Quand l’Obs s’inquiète d’une intervention de Poutine contre Emmanuel Macron : inquiétude sérieuse, ou pulsion de complotisme à gauche ?
Entre intérêts non déguisés du Kremlin pour certaines candidatures et réalisme politique de Vladimir Poutine, il est aisé d’imaginer une intrusion russe dans la campagne présidentielle française. Mais parce qu’il est réaliste, le soutien de Vladimir Poutine n’ira jamais aussi loin que d’autres soutiens plus visibles du monde économique français qui se pressent derrière Emmanuel Macron.
Dans un article publié par l’Obs [h/t EuroTrib?!], l’hebdomadaire indique “Le Kremlin va-t-il laisser perdre Le Pen sans intervenir ? Sûrement pas”. En laissant croire que Vladimir Poutine chercherait à favoriser Marine Le Pen au détriment d’Emmanuel Macron, une telle vision ne tombe-t-elle pas dans une forme de piège complotiste ? Comment expliquer cette facilité à faire un tel lien ?
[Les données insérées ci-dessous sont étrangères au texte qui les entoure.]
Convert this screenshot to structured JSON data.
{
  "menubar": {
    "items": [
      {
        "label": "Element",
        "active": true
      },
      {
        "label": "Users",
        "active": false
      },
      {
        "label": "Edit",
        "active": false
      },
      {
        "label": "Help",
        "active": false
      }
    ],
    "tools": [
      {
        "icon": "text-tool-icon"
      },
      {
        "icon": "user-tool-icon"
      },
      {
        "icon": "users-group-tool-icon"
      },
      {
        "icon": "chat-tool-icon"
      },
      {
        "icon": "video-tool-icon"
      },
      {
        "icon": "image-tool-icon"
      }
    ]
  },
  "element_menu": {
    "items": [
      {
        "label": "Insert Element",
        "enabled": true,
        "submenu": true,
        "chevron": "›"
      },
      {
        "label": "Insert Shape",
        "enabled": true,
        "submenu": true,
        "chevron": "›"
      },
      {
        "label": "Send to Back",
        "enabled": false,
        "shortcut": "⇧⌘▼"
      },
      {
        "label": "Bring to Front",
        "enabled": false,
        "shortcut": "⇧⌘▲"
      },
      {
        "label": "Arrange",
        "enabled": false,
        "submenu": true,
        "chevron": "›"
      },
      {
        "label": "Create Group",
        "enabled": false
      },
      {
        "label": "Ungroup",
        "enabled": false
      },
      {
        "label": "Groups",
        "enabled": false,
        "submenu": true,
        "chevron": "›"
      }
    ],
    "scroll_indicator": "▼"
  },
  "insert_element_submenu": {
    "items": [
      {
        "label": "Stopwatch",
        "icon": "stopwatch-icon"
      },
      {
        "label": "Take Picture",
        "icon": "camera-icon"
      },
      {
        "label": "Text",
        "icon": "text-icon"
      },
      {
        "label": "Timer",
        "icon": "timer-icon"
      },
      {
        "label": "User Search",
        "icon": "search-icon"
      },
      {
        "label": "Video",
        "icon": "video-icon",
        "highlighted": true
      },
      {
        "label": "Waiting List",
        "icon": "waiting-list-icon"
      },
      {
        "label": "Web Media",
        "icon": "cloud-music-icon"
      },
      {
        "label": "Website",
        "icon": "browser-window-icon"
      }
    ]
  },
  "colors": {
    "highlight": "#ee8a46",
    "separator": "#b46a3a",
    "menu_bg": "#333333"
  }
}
Laurent Leylekian : Pas nécessairement. Cette vision des choses est attestée par des faits et notamment par des prises de positions du Kremlin qui a réellement exprimé directement ou indirectement sa préférence pour certains candidats à la présidentielle française dont, évidemment, Marine Le Pen. Ce qui est problématique en revanche, c’est la paresse intellectuelle qui accompagne souvent ce genre de commentaires. Il est d’une part proprement ridicule de vouloir tout expliquer par, ou tout réduire à, la préférence de la Russie pour tel ou tel candidat.
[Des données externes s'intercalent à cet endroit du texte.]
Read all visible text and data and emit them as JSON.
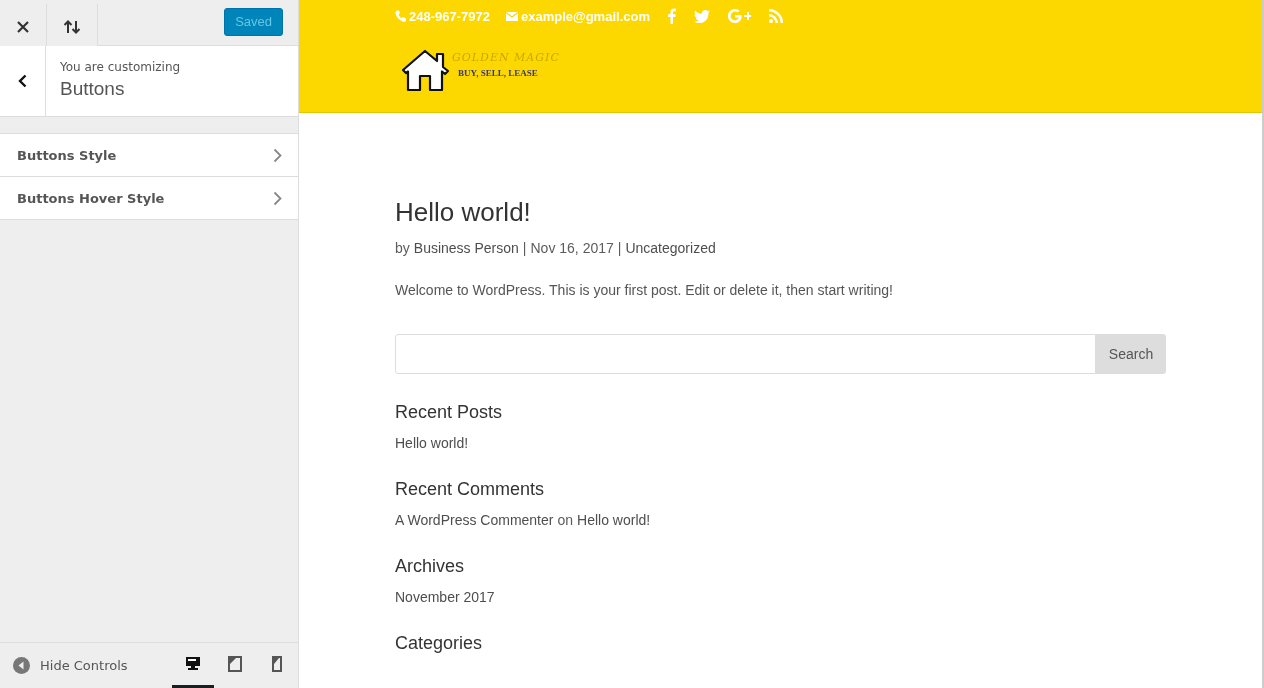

Laurent Leylekian : Not necessarily. This view is attested by facts and notably by the positions taken by the Kremlin, which has expressed directly or indirectly its preference for certain candidates for the French presidential election, including, of course, Marine Le Pen. What is problematic, on the other hand, is the intellectual laziness that often accompanies this kind of comment. On the one hand, it is ridiculous to try to explain everything by, or to reduce everything to, Russia’s preference for this or that candidate.
Obviously, there are national dynamics on which the Kremlin has no control.
Moreover, it is worrying that many media reports this fact without trying to give an explanation but only for the purposes of mutual demonization between Le Pen and Putin. The dominant systems are so made that they do not look at themselves critically. The system of values proposed by Russia or the National Front – within the framework of the present Philippot doctrine – founded on sovereignty, identity or national preference is certainly not devoid of purpose. But ecological aberration and “economic horror” – to use the title of a book – both induced by the unrestrained circulation of men, goods and capital are certainly not so. See Putin behind Le Pen is less worrying than not seeing the big capitalist interests behind Macron.
Evidemment, il y a des dynamiques nationales sur lesquelles le Kremlin n’a aucune prise.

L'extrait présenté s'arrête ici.